The subscription rights, the BTAs (interim shares) and the new shares will not be registered in accordance with the Securities Act or any provincial act in Canada and may not be transferred or offered for sale in the United States or Canada or to persons resident there, or on account of such persons other than in such exceptional cases that do not require registration in accordance with the Securities Act or any provincial act in Canada.
About Diamyd Medical
Diamyd Medical is dedicated to finding a cure for diabetes and other serious inflammatory diseases through pharmaceutical development and investments in stem cell and medical technology.
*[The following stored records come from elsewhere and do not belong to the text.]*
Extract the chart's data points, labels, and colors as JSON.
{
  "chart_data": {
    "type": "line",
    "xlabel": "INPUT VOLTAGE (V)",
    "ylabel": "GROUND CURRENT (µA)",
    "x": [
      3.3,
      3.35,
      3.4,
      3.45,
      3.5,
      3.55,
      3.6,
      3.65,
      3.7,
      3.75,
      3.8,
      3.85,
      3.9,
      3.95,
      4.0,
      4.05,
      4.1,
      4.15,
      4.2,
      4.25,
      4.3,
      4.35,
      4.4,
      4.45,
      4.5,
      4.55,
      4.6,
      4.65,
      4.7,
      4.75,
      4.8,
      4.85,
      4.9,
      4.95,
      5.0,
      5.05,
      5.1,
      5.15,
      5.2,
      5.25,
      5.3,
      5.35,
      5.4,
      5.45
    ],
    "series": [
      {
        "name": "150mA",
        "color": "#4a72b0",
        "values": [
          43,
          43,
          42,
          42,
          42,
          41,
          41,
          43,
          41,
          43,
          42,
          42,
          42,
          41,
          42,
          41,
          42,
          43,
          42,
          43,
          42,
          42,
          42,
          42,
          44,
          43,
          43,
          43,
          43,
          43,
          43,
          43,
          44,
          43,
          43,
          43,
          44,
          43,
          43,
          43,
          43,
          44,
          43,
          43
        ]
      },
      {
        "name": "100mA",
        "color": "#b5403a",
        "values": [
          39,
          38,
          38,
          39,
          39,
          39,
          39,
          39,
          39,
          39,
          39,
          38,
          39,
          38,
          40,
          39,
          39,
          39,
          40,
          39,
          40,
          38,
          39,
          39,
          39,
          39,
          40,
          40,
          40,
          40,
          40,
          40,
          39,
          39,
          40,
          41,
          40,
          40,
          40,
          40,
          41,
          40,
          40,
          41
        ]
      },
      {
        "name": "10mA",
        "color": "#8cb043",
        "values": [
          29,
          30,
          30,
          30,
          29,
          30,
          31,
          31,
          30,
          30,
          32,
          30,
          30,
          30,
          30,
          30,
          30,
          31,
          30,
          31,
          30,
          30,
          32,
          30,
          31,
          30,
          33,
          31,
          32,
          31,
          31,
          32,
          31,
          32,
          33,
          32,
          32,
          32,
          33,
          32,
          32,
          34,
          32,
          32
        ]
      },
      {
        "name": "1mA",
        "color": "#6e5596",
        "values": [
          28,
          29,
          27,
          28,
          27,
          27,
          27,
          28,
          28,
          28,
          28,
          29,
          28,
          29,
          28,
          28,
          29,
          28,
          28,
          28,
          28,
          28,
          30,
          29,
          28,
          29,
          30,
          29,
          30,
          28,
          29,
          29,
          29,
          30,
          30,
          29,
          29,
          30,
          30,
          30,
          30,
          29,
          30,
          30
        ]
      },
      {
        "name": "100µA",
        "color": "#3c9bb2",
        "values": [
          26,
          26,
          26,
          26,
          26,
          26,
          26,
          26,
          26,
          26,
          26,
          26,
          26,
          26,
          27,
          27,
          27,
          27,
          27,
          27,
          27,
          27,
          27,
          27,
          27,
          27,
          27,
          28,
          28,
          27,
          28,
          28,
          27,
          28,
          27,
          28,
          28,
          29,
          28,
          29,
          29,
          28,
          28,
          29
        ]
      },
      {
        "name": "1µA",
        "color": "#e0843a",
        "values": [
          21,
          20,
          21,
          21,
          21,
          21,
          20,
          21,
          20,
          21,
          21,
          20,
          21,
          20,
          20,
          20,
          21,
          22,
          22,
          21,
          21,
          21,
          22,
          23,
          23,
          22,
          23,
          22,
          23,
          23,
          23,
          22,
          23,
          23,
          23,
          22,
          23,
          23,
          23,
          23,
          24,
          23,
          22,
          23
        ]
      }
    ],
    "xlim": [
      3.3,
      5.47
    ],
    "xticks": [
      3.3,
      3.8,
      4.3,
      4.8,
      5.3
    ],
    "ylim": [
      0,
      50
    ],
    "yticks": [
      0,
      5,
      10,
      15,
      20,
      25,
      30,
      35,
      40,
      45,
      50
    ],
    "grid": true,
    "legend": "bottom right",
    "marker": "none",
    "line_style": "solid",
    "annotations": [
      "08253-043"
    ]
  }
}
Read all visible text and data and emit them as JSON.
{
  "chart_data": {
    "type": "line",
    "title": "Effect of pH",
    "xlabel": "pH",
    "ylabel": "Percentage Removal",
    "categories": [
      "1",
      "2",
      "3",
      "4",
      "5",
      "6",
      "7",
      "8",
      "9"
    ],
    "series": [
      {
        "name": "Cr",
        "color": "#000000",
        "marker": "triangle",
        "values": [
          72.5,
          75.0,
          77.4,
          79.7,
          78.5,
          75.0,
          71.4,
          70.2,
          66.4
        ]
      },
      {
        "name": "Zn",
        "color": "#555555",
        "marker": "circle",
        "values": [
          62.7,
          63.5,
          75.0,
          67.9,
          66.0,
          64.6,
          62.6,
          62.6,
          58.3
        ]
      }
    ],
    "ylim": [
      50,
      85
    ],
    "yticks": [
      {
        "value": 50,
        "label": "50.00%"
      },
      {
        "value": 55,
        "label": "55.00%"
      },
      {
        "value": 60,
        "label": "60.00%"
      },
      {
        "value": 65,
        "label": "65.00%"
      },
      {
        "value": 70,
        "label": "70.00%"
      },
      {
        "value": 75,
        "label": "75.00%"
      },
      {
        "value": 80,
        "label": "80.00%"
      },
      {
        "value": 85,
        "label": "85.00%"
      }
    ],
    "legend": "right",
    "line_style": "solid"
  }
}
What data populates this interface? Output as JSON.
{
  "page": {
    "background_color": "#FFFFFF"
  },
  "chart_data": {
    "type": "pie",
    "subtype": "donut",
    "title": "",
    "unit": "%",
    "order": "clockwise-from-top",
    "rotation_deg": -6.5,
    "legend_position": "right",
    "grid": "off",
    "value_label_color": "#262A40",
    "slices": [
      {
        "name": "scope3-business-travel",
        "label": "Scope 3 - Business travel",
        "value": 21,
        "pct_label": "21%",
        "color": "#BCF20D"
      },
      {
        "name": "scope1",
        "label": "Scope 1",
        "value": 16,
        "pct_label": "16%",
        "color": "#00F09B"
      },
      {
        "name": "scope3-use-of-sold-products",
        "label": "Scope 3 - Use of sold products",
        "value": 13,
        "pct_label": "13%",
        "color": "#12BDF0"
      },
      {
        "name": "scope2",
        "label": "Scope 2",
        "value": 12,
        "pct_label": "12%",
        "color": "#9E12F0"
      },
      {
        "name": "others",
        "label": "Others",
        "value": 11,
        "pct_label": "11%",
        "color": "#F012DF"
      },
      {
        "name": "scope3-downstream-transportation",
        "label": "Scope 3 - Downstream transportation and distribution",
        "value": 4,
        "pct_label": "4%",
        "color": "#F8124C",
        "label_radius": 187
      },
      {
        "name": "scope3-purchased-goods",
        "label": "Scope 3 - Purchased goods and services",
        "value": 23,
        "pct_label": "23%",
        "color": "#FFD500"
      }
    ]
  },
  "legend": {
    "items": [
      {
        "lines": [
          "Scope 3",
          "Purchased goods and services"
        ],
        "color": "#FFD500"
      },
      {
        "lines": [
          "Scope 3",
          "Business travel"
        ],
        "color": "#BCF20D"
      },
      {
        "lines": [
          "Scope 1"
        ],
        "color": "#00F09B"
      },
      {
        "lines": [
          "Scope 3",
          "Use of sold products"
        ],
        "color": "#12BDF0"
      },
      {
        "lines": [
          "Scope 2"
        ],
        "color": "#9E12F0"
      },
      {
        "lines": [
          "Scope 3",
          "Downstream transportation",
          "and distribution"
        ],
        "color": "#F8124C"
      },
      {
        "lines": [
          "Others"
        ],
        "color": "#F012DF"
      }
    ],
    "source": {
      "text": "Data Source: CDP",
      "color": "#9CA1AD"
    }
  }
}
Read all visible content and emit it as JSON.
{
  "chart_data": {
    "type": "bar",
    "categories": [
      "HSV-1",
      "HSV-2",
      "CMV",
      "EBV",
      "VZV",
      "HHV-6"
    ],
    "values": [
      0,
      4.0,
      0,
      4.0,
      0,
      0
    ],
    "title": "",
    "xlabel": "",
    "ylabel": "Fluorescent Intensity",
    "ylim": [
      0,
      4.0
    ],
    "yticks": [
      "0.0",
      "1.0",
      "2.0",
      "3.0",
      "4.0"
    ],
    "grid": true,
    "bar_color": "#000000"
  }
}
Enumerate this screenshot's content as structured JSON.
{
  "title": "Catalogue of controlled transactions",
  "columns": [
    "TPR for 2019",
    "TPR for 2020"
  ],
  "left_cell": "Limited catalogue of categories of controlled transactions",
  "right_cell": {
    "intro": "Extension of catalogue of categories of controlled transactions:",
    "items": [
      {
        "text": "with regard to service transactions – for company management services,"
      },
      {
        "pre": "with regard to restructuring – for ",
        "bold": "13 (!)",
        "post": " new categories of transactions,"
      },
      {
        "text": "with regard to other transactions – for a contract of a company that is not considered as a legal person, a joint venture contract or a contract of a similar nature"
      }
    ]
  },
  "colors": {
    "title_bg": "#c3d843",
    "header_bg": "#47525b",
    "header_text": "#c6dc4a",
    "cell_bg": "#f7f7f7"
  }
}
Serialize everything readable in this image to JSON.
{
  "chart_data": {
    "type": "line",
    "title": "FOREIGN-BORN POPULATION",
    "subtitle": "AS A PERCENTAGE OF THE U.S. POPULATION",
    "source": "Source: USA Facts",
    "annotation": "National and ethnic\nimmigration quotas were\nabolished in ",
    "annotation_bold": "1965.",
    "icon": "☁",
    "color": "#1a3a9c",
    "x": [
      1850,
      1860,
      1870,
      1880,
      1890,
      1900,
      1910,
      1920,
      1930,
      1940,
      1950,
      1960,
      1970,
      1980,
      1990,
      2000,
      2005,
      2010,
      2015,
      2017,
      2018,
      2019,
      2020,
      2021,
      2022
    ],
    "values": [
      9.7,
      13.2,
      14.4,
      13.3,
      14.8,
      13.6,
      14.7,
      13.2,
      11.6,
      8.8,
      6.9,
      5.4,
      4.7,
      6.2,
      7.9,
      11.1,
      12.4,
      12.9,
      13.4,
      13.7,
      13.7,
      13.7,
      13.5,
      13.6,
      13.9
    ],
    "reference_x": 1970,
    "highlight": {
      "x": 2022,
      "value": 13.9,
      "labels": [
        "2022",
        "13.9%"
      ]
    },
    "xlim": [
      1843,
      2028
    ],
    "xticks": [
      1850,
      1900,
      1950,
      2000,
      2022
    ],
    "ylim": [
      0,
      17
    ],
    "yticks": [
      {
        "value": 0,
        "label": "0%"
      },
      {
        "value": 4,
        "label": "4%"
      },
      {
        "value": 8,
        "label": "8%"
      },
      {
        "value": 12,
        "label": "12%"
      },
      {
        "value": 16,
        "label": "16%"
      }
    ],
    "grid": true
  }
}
Diamyd Medical develops the diabetes vaccine Diamyd®, an antigen-specific immunotherapy based on the exclusively licensed GAD-molecule. Six clinical studies are ongoing with Diamyd®. GABA constitutes alongside with the diabetes vaccine a key asset in Diamyd Medical and the Company uses its GABA in-licensed technology to develop a proprietary GABA drug product. Diamyd Medical is one of the major shareholders in the stem cell company NextCell Pharma AB. Diamyd Medical also has holdings in the medtech company Companion Medical, Inc., San Diego, USA and in the gene therapy company Periphagen, Inc., Pittsburgh, USA.
Diamyd Medical’s B-share is traded on Nasdaq Stockholm First North under the ticker DMYD B. FNCA Sweden AB is the Company’s Certified Adviser.